Clients often ask me about how to use tofu, and a curry is a great place.Although it’s not the most obvious - normally associated with Japanese or Chinese cooking - it does work as tofu takes on the flavours of everything around it. It also means that the curry is quick to cook, like this one which took 10 mins so would be perfect for a week night easy dinner.⠀
Tofu is a lovely source of vegetable protein and a great addition to your weekly diet. It also contains phytoestrogens, plant based oestrogen that helps support hormones, especially great for women going through peri menopause.

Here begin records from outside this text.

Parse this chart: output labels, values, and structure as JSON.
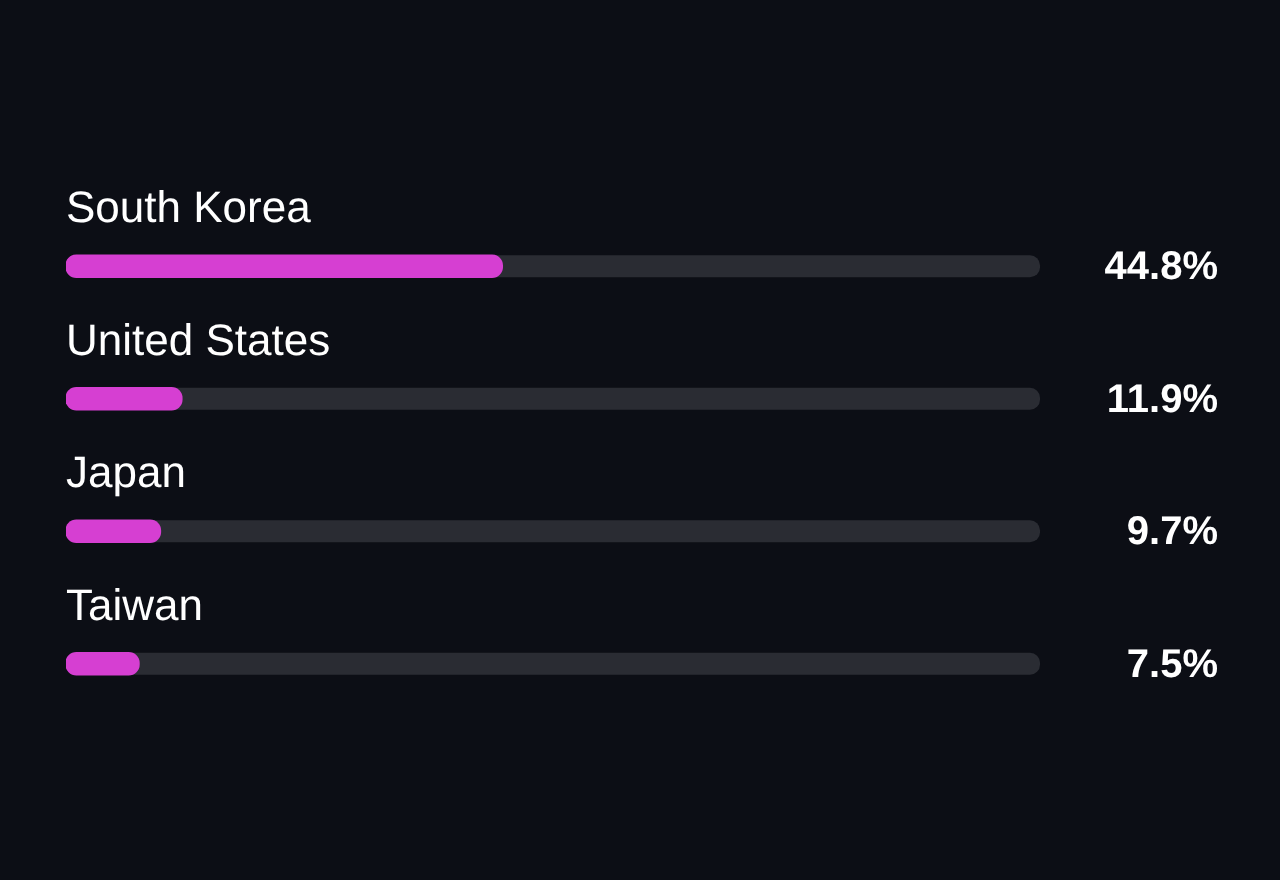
{
  "chart_data": {
    "type": "bar",
    "orientation": "horizontal",
    "categories": [
      "South Korea",
      "United States",
      "Japan",
      "Taiwan"
    ],
    "values": [
      44.8,
      11.9,
      9.7,
      7.5
    ],
    "value_labels": [
      "44.8%",
      "11.9%",
      "9.7%",
      "7.5%"
    ],
    "color": "#d63fd2",
    "xlim": [
      0,
      100
    ],
    "tick_labels": "y"
  }
}
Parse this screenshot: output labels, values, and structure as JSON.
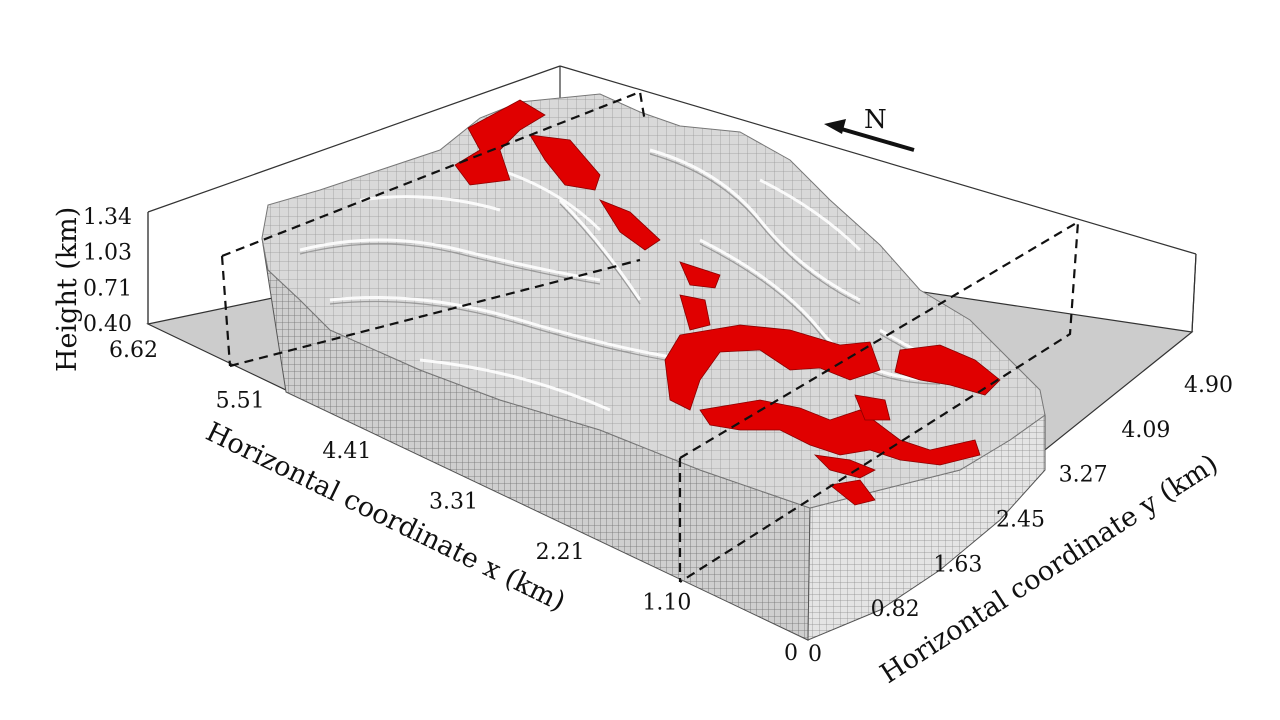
{
  "chart_data": {
    "type": "3d-voxel",
    "title": "",
    "north_label": "N",
    "x_axis": {
      "label": "Horizontal coordinate x (km)",
      "ticks": [
        "0",
        "1.10",
        "2.21",
        "3.31",
        "4.41",
        "5.51",
        "6.62"
      ],
      "range": [
        0,
        6.62
      ]
    },
    "y_axis": {
      "label": "Horizontal coordinate y (km)",
      "ticks": [
        "0",
        "0.82",
        "1.63",
        "2.45",
        "3.27",
        "4.09",
        "4.90"
      ],
      "range": [
        0,
        4.9
      ]
    },
    "z_axis": {
      "label": "Height (km)",
      "ticks": [
        "0.40",
        "0.71",
        "1.03",
        "1.34"
      ],
      "range": [
        0.4,
        1.34
      ]
    },
    "section_planes": [
      {
        "axis": "x",
        "value": 1.1
      },
      {
        "axis": "x",
        "value": 5.51
      }
    ],
    "series": [
      {
        "name": "terrain voxels",
        "color": "#d6d6d6"
      },
      {
        "name": "highlighted voxels",
        "color": "#e00000"
      }
    ]
  }
}
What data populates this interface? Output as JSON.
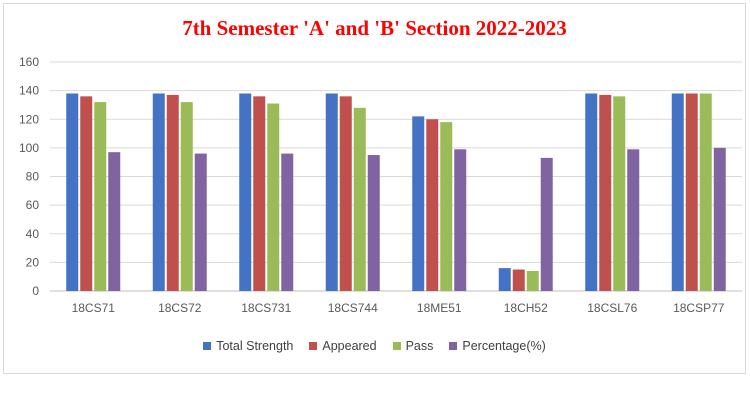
{
  "chart_data": {
    "type": "bar",
    "title": "7th Semester 'A' and 'B' Section 2022-2023",
    "categories": [
      "18CS71",
      "18CS72",
      "18CS731",
      "18CS744",
      "18ME51",
      "18CH52",
      "18CSL76",
      "18CSP77"
    ],
    "series": [
      {
        "name": "Total Strength",
        "color": "#4472c4",
        "values": [
          138,
          138,
          138,
          138,
          122,
          16,
          138,
          138
        ]
      },
      {
        "name": "Appeared",
        "color": "#c0504d",
        "values": [
          136,
          137,
          136,
          136,
          120,
          15,
          137,
          138
        ]
      },
      {
        "name": "Pass",
        "color": "#9bbb59",
        "values": [
          132,
          132,
          131,
          128,
          118,
          14,
          136,
          138
        ]
      },
      {
        "name": "Percentage(%)",
        "color": "#8064a2",
        "values": [
          97,
          96,
          96,
          95,
          99,
          93,
          99,
          100
        ]
      }
    ],
    "yticks": [
      "0",
      "20",
      "40",
      "60",
      "80",
      "100",
      "120",
      "140",
      "160"
    ],
    "ylim": [
      0,
      160
    ],
    "grid": true,
    "legend_position": "bottom"
  }
}
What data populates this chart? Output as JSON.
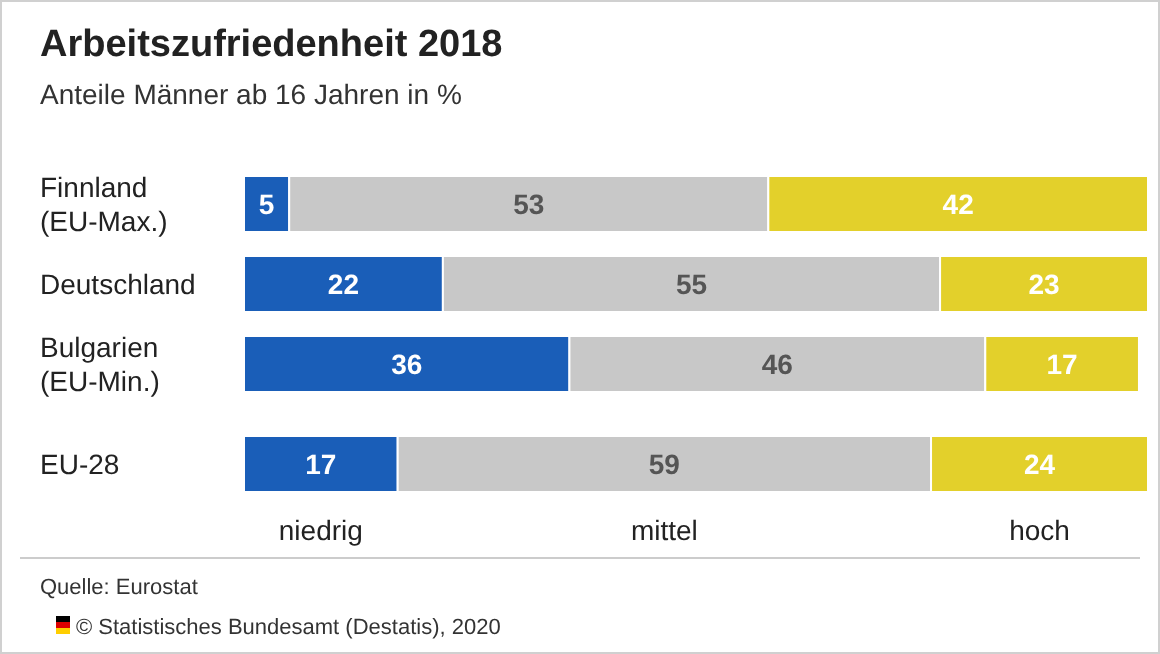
{
  "chart_data": {
    "type": "bar",
    "orientation": "horizontal",
    "stacked": true,
    "data_labels": true,
    "legend": "bottom",
    "title": "Arbeitszufriedenheit 2018",
    "subtitle": "Anteile Männer ab 16 Jahren in %",
    "categories": [
      "Finnland\n(EU-Max.)",
      "Deutschland",
      "Bulgarien\n(EU-Min.)",
      "EU-28"
    ],
    "series": [
      {
        "name": "niedrig",
        "color": "#1a5eb8",
        "values": [
          5,
          22,
          36,
          17
        ]
      },
      {
        "name": "mittel",
        "color": "#c8c8c8",
        "values": [
          53,
          55,
          46,
          59
        ]
      },
      {
        "name": "hoch",
        "color": "#e3d02b",
        "values": [
          42,
          23,
          17,
          24
        ]
      }
    ],
    "annotations": [
      "Quelle: Eurostat",
      "© Statistisches Bundesamt (Destatis), 2020"
    ]
  }
}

💥Making a curry regularly allows you to use some excellent medicinal foods like ginger, garlic and turmeric in particular, which has powerful anti-inflammatory effects and is a great anti oxidant, protecting cells from free radical damage. I always try to make one once a week, and of course you can add whatever vegetables you have to hand. ⠀
✨Fry onion, leeks and peppers in coconut oil⠀
✨Add grated ginger, crushed garlic, a teaspoon of turmeric, garam masala and 1 tbsp medium curry powder.⠀
✨Next firm tofu cubed, a tin of coconut milk and a pouch of ready cooked lentils (for speed, but also a tin or cook from dry if you have more time). ⠀
✨Leave to simmer for 5-8 mins until everything is soft and has come together.⠀
✨Just before the end of cooking add a large handful of spinach.